On l’a dit, il est tout à fait logique que le candidat insoumis soit critiqué sur sa vision des relations internationales. Pour autant, l’accuser d’être « l’allié et le soutien de Vladimir Poutine », comme l’a fait Anne Hidalgo, n’est pas digne de la gravité du moment, pas plus que le fait de le mettre dans le même sac que les candidatures d’extrême droite, lesquelles présentent des accointances idéologiques avec la politique intérieure du maître du Kremlin.
Surtout, ces critiques sont parfois formulées comme la révélation d’une infamie définitive et rédhibitoire, alors que les déclarations les plus problématiques sont connues depuis des années. Elles donnent alors l’impression d’un nouveau prétexte pour décourager tout vote en faveur du pôle de la radicalité, dont la légitimité à gouverner a toujours été mise en doute par le centre-gauche, comme en témoigne la dernière saillie de François Hollande, préférant un « président utile » à un « vote utile ». (...)

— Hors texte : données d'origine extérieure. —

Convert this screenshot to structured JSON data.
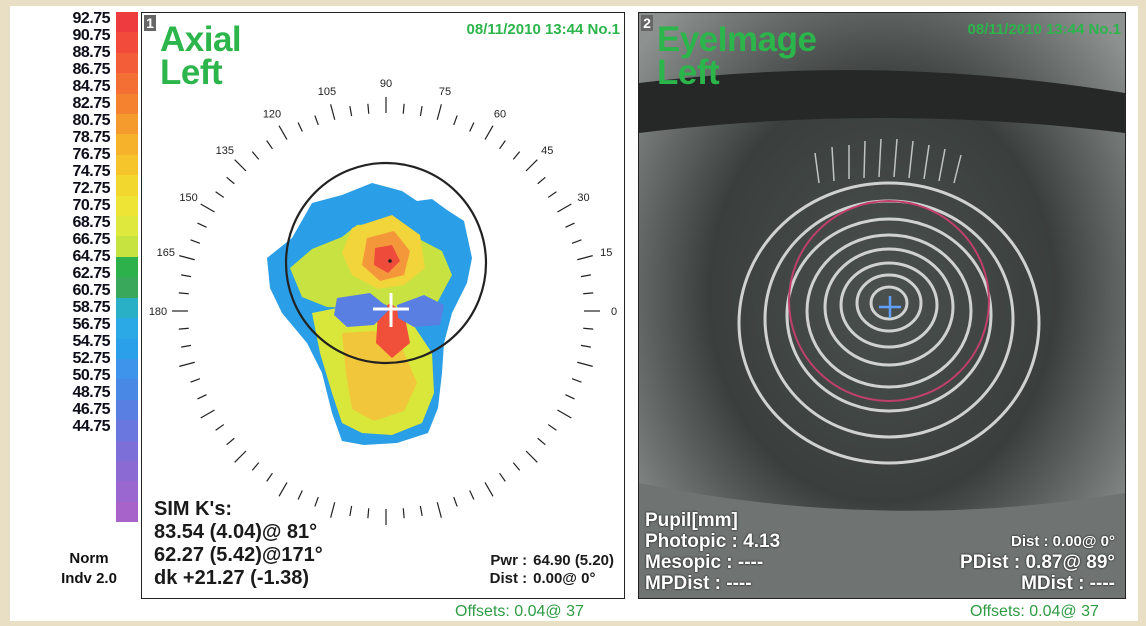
{
  "scale": {
    "labels": [
      "92.75",
      "90.75",
      "88.75",
      "86.75",
      "84.75",
      "82.75",
      "80.75",
      "78.75",
      "76.75",
      "74.75",
      "72.75",
      "70.75",
      "68.75",
      "66.75",
      "64.75",
      "62.75",
      "60.75",
      "58.75",
      "56.75",
      "54.75",
      "52.75",
      "50.75",
      "48.75",
      "46.75",
      "44.75"
    ],
    "colors": [
      "#ee3b3f",
      "#f24b3b",
      "#f35d37",
      "#f46f33",
      "#f5822f",
      "#f59a2c",
      "#f5b22a",
      "#f5c52b",
      "#f2d72e",
      "#eee436",
      "#dfe83c",
      "#c6e33f",
      "#2db24b",
      "#3aa85b",
      "#2ab0c6",
      "#2aa9e6",
      "#2aa0ea",
      "#3e94ea",
      "#4a88e6",
      "#5a7fe2",
      "#6a77de",
      "#7c70d8",
      "#8c6ad3",
      "#9a66cf",
      "#a863cb"
    ],
    "norm_label": "Norm",
    "indv_label": "Indv 2.0"
  },
  "panel1": {
    "number": "1",
    "title_line1": "Axial",
    "title_line2": "Left",
    "stamp": "08/11/2010 13:44 No.1",
    "angles": [
      "90",
      "105",
      "120",
      "135",
      "150",
      "165",
      "180",
      "75",
      "60",
      "45",
      "30",
      "15",
      "0"
    ],
    "sim_header": "SIM K's:",
    "sim_line1": "83.54 (4.04)@ 81°",
    "sim_line2": "62.27 (5.42)@171°",
    "sim_line3": "dk +21.27 (-1.38)",
    "pwr_key": "Pwr :",
    "pwr_val": "64.90 (5.20)",
    "dist_key": "Dist :",
    "dist_val": "0.00@  0°",
    "offsets": "Offsets: 0.04@ 37"
  },
  "panel2": {
    "number": "2",
    "title_line1": "EyeImage",
    "title_line2": "Left",
    "stamp": "08/11/2010 13:44 No.1",
    "pupil_header": "Pupil[mm]",
    "photopic": "Photopic : 4.13",
    "mesopic": "Mesopic : ----",
    "mpdist": "MPDist : ----",
    "dist": "Dist :  0.00@  0°",
    "pdist": "PDist :  0.87@ 89°",
    "mdist": "MDist : ----",
    "offsets": "Offsets: 0.04@ 37"
  }
}
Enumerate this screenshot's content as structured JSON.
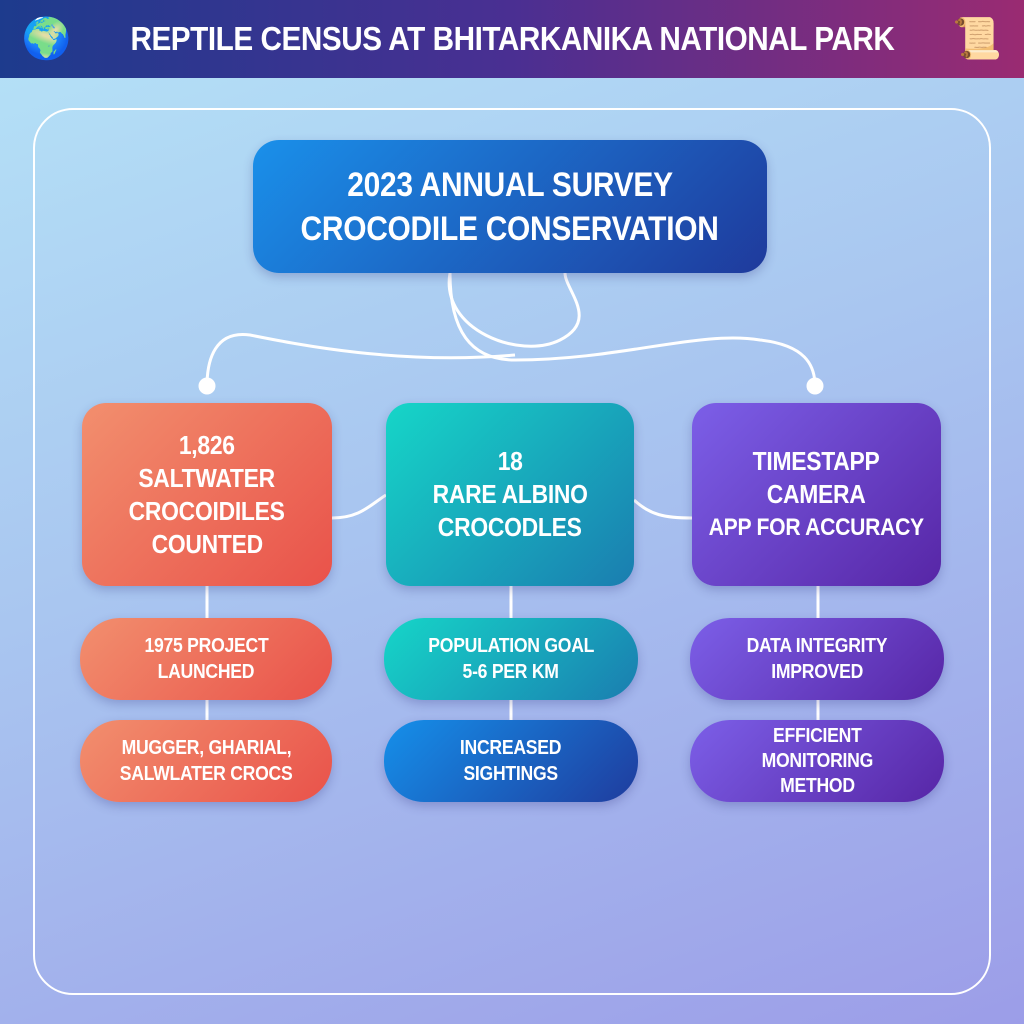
{
  "header": {
    "title": "REPTILE CENSUS AT BHITARKANIKA NATIONAL PARK",
    "left_icon": "globe-icon",
    "right_icon": "scroll-icon"
  },
  "root": {
    "line1": "2023 ANNUAL SURVEY",
    "line2": "CROCODILE CONSERVATION"
  },
  "columns": [
    {
      "main": [
        "1,826",
        "SALTWATER",
        "CROCOIDILES",
        "COUNTED"
      ],
      "sub1": [
        "1975 PROJECT",
        "LAUNCHED"
      ],
      "sub2": [
        "MUGGER, GHARIAL,",
        "SALWLATER CROCS"
      ]
    },
    {
      "main": [
        "18",
        "RARE ALBINO",
        "CROCODLES"
      ],
      "sub1": [
        "POPULATION GOAL",
        "5-6 PER KM"
      ],
      "sub2": [
        "INCREASED",
        "SIGHTINGS"
      ]
    },
    {
      "main": [
        "TIMESTAPP",
        "CAMERA",
        "APP FOR ACCURACY"
      ],
      "sub1": [
        "DATA INTEGRITY",
        "IMPROVED"
      ],
      "sub2": [
        "EFFICIENT",
        "MONITORING",
        "METHOD"
      ]
    }
  ],
  "colors": {
    "coral": "#ec6a55",
    "teal": "#17a9bf",
    "blue": "#1a6fd0",
    "purple": "#6a3fc8"
  }
}
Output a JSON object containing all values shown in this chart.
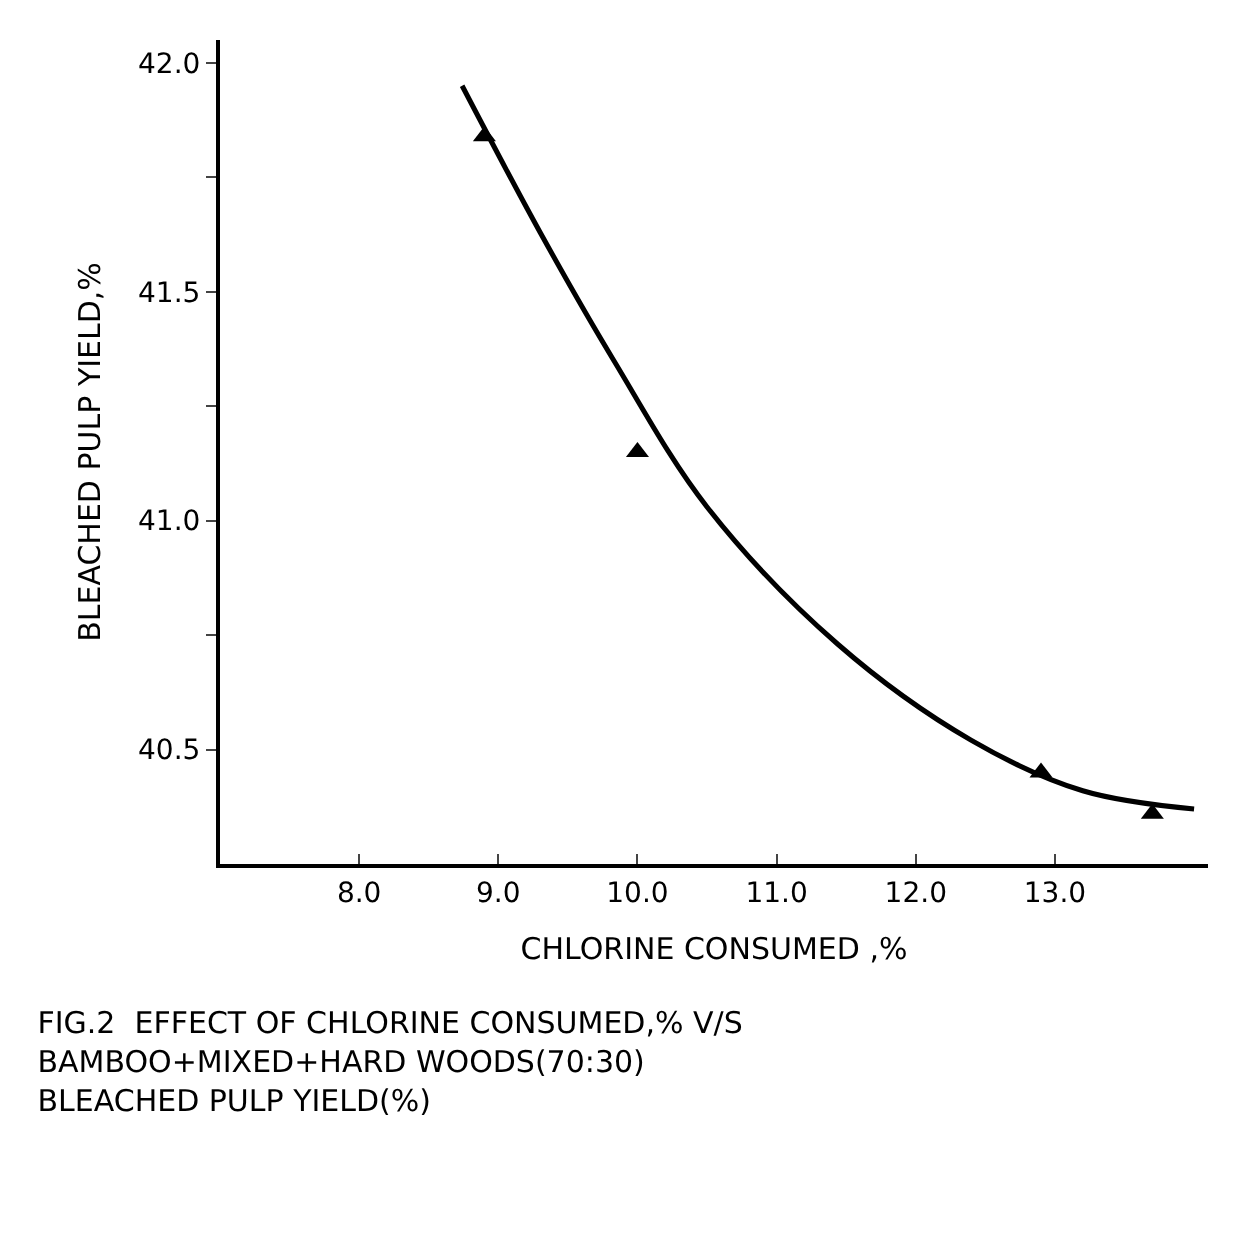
{
  "chart_data": {
    "type": "scatter",
    "title": "FIG.2  EFFECT OF CHLORINE CONSUMED,% V/S\nBAMBOO+MIXED+HARD WOODS(70:30)\nBLEACHED PULP YIELD(%)",
    "xlabel": "CHLORINE CONSUMED ,%",
    "ylabel": "BLEACHED PULP YIELD,%",
    "series": [
      {
        "color": "#000000",
        "marker": "triangle",
        "x": [
          8.9,
          10.0,
          12.9,
          13.7
        ],
        "values": [
          41.84,
          41.15,
          40.45,
          40.36
        ]
      },
      {
        "type": "line",
        "color": "#000000",
        "marker": "none",
        "x": [
          8.74,
          9.3,
          9.83,
          10.5,
          11.44,
          12.4,
          13.2,
          14.0
        ],
        "values": [
          41.95,
          41.63,
          41.35,
          41.03,
          40.73,
          40.52,
          40.41,
          40.37
        ]
      }
    ],
    "xlim": [
      7.0,
      14.1
    ],
    "xticks": [
      {
        "value": 8,
        "label": "8.0"
      },
      {
        "value": 9,
        "label": "9.0"
      },
      {
        "value": 10,
        "label": "10.0"
      },
      {
        "value": 11,
        "label": "11.0"
      },
      {
        "value": 12,
        "label": "12.0"
      },
      {
        "value": 13,
        "label": "13.0"
      }
    ],
    "ylim": [
      40.25,
      42.05
    ],
    "yticks": [
      {
        "value": 40.5,
        "label": "40.5"
      },
      {
        "value": 40.75,
        "label": null
      },
      {
        "value": 41,
        "label": "41.0"
      },
      {
        "value": 41.25,
        "label": null
      },
      {
        "value": 41.5,
        "label": "41.5"
      },
      {
        "value": 41.75,
        "label": null
      },
      {
        "value": 42,
        "label": "42.0"
      }
    ],
    "line_style": "solid"
  }
}
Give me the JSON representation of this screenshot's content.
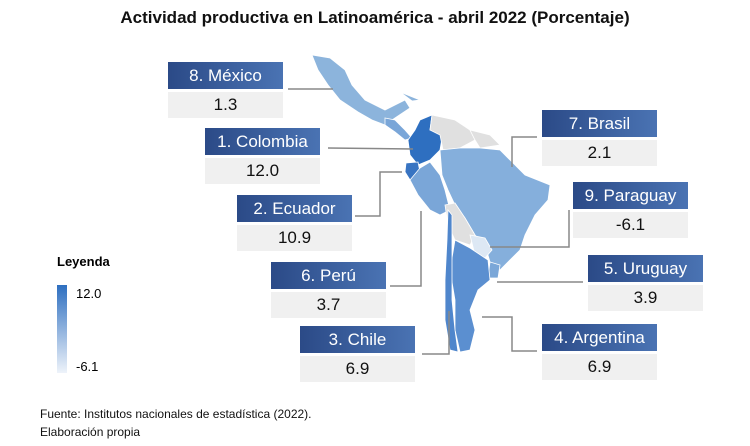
{
  "title": "Actividad productiva en Latinoamérica - abril 2022 (Porcentaje)",
  "countries": [
    {
      "label": "8. México",
      "value": "1.3",
      "color": "#8cb4dc"
    },
    {
      "label": "1. Colombia",
      "value": "12.0",
      "color": "#2e6fc0"
    },
    {
      "label": "2. Ecuador",
      "value": "10.9",
      "color": "#3874c2"
    },
    {
      "label": "6. Perú",
      "value": "3.7",
      "color": "#7aa6d8"
    },
    {
      "label": "3. Chile",
      "value": "6.9",
      "color": "#5b8fd0"
    },
    {
      "label": "7. Brasil",
      "value": "2.1",
      "color": "#85afdc"
    },
    {
      "label": "9. Paraguay",
      "value": "-6.1",
      "color": "#dde8f4"
    },
    {
      "label": "5. Uruguay",
      "value": "3.9",
      "color": "#7ba7d8"
    },
    {
      "label": "4. Argentina",
      "value": "6.9",
      "color": "#5b8fd0"
    }
  ],
  "legend": {
    "title": "Leyenda",
    "max": "12.0",
    "min": "-6.1"
  },
  "footer": {
    "source": "Fuente: Institutos nacionales de estadística (2022).",
    "note": "Elaboración propia"
  }
}
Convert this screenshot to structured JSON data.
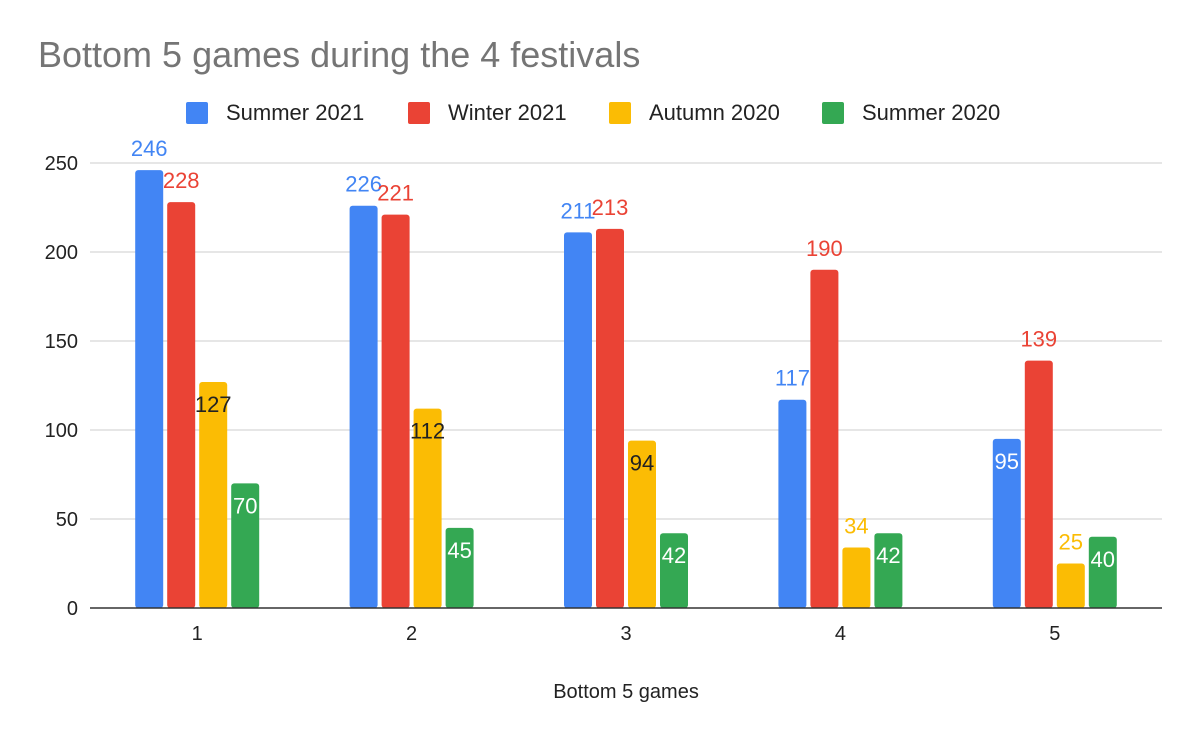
{
  "chart_data": {
    "type": "bar",
    "title": "Bottom 5 games during the 4 festivals",
    "xlabel": "Bottom 5 games",
    "ylabel": "",
    "categories": [
      "1",
      "2",
      "3",
      "4",
      "5"
    ],
    "series": [
      {
        "name": "Summer 2021",
        "color": "#4285f4",
        "values": [
          246,
          226,
          211,
          117,
          95
        ]
      },
      {
        "name": "Winter 2021",
        "color": "#ea4335",
        "values": [
          228,
          221,
          213,
          190,
          139
        ]
      },
      {
        "name": "Autumn 2020",
        "color": "#fbbc04",
        "values": [
          127,
          112,
          94,
          34,
          25
        ]
      },
      {
        "name": "Summer 2020",
        "color": "#34a853",
        "values": [
          70,
          45,
          42,
          42,
          40
        ]
      }
    ],
    "ylim": [
      0,
      250
    ],
    "yticks": [
      0,
      50,
      100,
      150,
      200,
      250
    ],
    "grid": true,
    "legend": "top"
  }
}
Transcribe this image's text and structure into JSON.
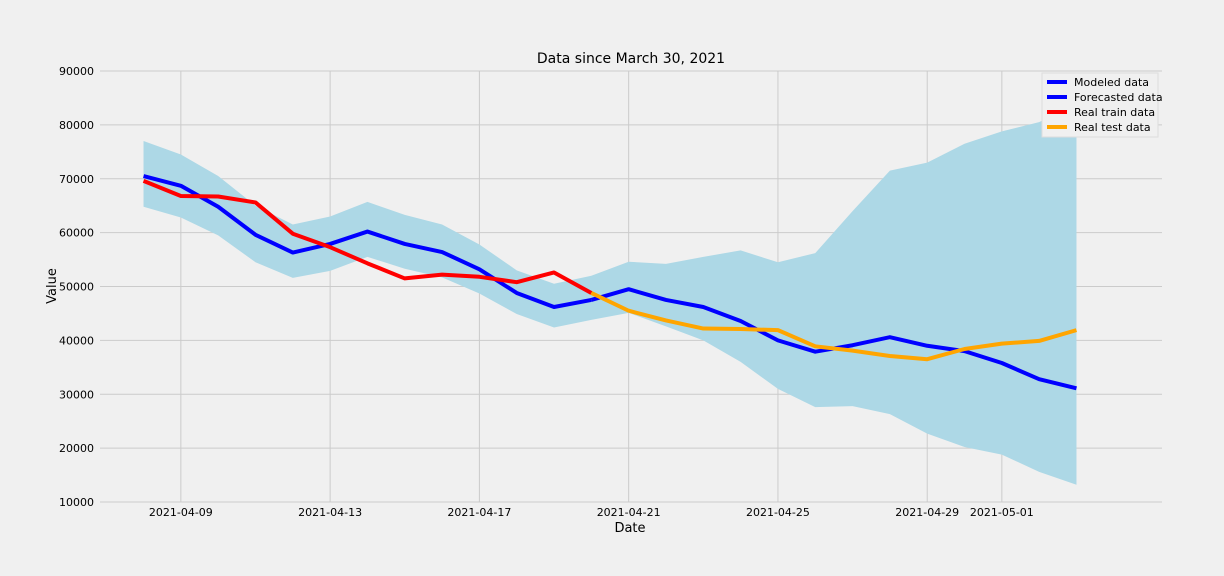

S’il est trop tard pour une union des candidats, il est peut-être encore temps d’une union des votants derrière l’un d’entre eux, afin de concentrer stratégiquement ce que pèse encore ce camp derrière une seule force, qui aura ensuite la charge de construire un rassemblement. Encore faut-il que cette force offre des gages de responsabilité dans cette tâche.